According to what Mary can find, Daniel hailed from “Greencastle Parish, Belfast, County Antrim.” We made it a point to try to find Greencastle, to see if we could find the church or the town hall and see if there were any more records we could locate about Daniel, because her trail grows cold here: we don’t know his parents, or any other relatives. According to Google, Greencastle Parish is on the north side of Belfast, and this morning we went for a look.

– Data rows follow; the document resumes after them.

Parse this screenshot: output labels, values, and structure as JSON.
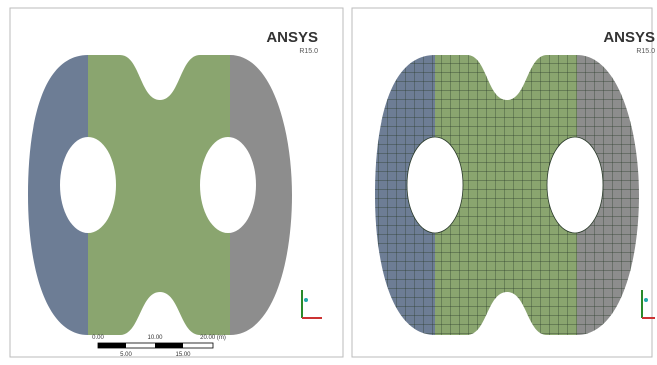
{
  "left_panel": {
    "logo": "ANSYS",
    "version": "R15.0",
    "scale_labels": [
      "0.00",
      "10.00",
      "20.00 (m)"
    ],
    "scale_sub_labels": [
      "5.00",
      "15.00"
    ]
  },
  "right_panel": {
    "logo": "ANSYS",
    "version": "R15.0"
  }
}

On driving into Northern Ireland from the Republic to the south, one notices almost immediately the plethora of flags and symbols of Northern Ireland’s connection to the UK. But it’s when we got into the neighborhood that things really got intense. Greencastle, in a word, felt intimidating, with its superabundance of Union Jacks and Northern Irish flags, and not least a huge mural (see photo) on the side of a building overlooking the main street: “North Belfast: Prepared for Peace, Ready for War.” It gave every sign of being a neighborhood ripe for sectarian violence, and it appears to be a Protestant neighborhood in some proximity to a Catholic one to the west.

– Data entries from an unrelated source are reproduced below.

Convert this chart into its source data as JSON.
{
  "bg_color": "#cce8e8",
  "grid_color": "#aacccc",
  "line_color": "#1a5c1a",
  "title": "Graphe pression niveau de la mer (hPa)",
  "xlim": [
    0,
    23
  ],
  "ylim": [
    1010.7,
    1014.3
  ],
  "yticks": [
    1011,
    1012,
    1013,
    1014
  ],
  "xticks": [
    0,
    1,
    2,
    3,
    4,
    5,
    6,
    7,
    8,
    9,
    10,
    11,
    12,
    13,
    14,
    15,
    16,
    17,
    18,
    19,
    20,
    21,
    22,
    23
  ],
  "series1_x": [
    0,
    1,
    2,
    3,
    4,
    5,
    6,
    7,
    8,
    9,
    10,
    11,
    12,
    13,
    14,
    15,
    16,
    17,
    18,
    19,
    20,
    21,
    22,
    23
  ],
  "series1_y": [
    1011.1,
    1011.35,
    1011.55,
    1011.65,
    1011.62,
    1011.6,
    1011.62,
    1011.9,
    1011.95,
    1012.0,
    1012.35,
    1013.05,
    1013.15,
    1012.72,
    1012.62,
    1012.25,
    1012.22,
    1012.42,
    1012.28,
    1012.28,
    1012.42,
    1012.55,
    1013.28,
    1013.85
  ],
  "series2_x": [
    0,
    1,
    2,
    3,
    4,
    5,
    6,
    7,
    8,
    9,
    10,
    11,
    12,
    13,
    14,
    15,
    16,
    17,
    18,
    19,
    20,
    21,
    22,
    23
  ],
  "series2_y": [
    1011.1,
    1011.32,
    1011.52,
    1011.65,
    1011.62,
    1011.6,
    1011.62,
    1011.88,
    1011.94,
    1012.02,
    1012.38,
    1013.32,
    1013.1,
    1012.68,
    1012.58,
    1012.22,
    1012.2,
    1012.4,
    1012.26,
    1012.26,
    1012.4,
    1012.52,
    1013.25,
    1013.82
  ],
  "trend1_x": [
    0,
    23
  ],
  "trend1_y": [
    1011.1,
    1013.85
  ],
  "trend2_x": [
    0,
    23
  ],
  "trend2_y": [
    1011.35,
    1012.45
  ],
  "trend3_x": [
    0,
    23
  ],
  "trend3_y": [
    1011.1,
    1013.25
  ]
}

I had really hoped to have avoided this on the visit. I had hoped we could find a pleasant place, where we could find some kindly soul to help us through dusty archives to find more about Daniel. But instead, the apartment blocks glowered with their flags, the mural threatened with its armed figures, and the whole stretch of the place seemed completely, utterly uninviting. We drove the main street, Shore Road, two or three times, looking for anything that could have been helpful. We didn’t find a thing.
On the one hand, it’s disappointing in that my wife wasn’t able to find anything to help in tracing her family roots. All the more, it’s a shame the kids had to see such rawness and intimidation on display. But worst of all, it demonstrates the continuing utter failure of Christ’s people to come together as one.
Paul had had it with the pettiness of the divisions of the young church at Corinth. He wrote passionately in his first letter to them, trying to convince them that there is only one church, and that we are all called to be part of it. Unfortunately, it looks as if two millennia on, we are still wrestling with the shattering divisions that started even then. From our nice, comfy, adjusted perches in the States, we don’t see Greencastle as our reality: we mix well with Baptists, Lutherans, Episcopals, Methodists, and yes, Catholics. Unfortunately, however, Greencastle is real, and seeing it on display this morning deeply disturbed me.
We try to make our divisions a laughing matter. Comedian Emo Phillips tells a wonderful story about coming across a man about to jump off a bridge. Emo talks with the man and as the story goes along, discovers that they share so much of an identity: just as the story climaxes, they are not only Christians, but Protestants, and Baptists, and Northern Baptists, and Northern Conservative Baptists, and Northern Conservative Fundamentalist Baptists, and Northern Conservative Fundamentalist Baptists Great Lakes Region. But it’s when the man says he is from the Great Lakes Region Council of 1912, instead of the Council of 1879, that Emo yells “Die, heretic!” and pushes him off the bridge.
We laugh, but as Greencastle shows, it’s really not funny. Christ came for each of us. He came to die for your sins, just as much as mine. He didn’t come to establish a range of religions, he came to preach repentance and that the Kingdom of God is here, now, available to everyone. My heart broke a little today for what his must do each day we go on putting up walls between us, instead of uniting to truly become his hands and feet in the world.
May we find our way, Lord, may we come together and truly be at peace, never ready for war in your name. Amen.